With advances in digital technology, use of integrated reservoir models has become commonplace for making informed reservoir development and management decisions. Yet even with faster computers, one of the biggest challenges associated with such modeling is to deliver a model appropriate for the business objective in a timeframe such that it can inform the relevant decision.
There are a number of factors which contribute to this challenge. First, some models are better suited for addressing particular business objectives than others. For example, a framework model complemented by benchmarking may be used for early life volumetric estimates for screening, whereas a cellular full-field model may be better for longer-term depletion strategies. Second, the complexity of the reservoir itself will drive the design and techniques used to characterize the reservoir.

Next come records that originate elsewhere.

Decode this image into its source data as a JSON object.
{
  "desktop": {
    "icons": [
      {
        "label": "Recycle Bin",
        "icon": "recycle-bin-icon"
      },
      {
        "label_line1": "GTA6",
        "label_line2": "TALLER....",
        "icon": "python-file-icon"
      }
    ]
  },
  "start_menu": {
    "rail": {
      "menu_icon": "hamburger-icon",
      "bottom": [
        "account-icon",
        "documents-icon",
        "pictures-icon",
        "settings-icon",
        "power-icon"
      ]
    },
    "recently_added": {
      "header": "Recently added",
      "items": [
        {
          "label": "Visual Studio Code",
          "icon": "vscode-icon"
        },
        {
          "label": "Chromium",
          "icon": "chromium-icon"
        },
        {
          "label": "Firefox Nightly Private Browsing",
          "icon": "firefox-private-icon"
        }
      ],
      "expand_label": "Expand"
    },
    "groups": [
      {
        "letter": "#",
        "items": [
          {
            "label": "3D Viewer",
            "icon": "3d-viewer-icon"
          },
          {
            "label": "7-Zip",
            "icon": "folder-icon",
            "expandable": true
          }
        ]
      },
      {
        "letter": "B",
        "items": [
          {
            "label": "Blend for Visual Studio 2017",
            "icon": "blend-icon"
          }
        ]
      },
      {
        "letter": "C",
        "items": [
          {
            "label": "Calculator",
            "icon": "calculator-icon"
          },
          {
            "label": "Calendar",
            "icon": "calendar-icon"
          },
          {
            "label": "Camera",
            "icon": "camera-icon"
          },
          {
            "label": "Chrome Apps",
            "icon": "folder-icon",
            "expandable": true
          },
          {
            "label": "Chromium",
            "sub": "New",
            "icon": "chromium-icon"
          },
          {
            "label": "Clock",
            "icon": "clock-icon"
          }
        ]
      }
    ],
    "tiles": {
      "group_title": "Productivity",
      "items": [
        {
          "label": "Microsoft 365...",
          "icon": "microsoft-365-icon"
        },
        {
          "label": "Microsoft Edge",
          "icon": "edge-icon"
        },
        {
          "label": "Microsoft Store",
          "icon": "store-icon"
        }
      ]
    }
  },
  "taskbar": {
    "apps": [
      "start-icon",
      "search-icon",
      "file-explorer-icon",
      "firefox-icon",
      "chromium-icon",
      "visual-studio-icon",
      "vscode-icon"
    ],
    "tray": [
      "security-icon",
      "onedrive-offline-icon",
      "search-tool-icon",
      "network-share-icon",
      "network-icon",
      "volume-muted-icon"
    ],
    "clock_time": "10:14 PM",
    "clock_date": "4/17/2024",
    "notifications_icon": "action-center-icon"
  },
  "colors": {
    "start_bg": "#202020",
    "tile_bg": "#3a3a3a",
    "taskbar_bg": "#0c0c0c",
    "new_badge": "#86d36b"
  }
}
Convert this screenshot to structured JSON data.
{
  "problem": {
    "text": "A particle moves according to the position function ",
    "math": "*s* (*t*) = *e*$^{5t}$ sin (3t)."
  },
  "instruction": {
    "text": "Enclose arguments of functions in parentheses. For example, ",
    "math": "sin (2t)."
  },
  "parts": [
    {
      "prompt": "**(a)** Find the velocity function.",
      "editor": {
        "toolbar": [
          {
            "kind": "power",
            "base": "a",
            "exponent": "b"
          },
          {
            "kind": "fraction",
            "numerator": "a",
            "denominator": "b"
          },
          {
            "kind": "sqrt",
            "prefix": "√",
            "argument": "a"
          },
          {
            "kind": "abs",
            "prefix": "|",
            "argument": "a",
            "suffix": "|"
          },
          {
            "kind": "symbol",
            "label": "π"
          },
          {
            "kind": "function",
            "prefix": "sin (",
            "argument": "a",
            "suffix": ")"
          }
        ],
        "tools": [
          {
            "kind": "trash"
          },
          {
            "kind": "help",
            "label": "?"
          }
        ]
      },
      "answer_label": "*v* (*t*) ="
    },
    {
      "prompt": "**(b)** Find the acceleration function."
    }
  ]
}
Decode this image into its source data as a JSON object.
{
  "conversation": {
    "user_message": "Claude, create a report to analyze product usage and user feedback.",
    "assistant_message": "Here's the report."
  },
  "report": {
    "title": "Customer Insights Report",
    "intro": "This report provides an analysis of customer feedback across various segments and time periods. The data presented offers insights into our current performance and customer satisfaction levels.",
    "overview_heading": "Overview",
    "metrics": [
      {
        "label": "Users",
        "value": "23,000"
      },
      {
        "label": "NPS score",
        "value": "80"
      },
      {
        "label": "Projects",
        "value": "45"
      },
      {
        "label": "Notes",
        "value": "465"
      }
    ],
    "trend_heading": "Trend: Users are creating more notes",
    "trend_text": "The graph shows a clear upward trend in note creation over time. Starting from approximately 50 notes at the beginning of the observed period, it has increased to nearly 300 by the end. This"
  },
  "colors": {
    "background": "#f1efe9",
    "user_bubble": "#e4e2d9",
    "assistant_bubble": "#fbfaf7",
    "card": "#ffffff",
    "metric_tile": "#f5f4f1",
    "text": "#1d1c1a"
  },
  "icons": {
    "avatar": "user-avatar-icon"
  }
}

Given typical time constraints, it is often important to include only the necessary detail. Third, primary data sources typically used to construct a reservoir model include core, wireline logs, outcrop analogues, and seismic data and interpretations, all of which are measured at different scales. Consequently, re-scaling is performed on source data, plus the model itself is often re-scaled for flow simulation. Finally, additional information is frequently acquired during model construction or shortly thereafter. This requires either flexibility of the model to incorporate the data, or a freeze date after which no additional information will be incorporated until after delivery of the model.
Building useful models requires integration across a variety of disciplines, including geoscience, engineering, and petrophysics, throughout the entire life-cycle of the model. From initially framing the problem, through planning, building, and delivering the model, to iterating through updates or additional models, this presentation poses suggestions for delivering appropriate reservoir models as an integrated subsurface team.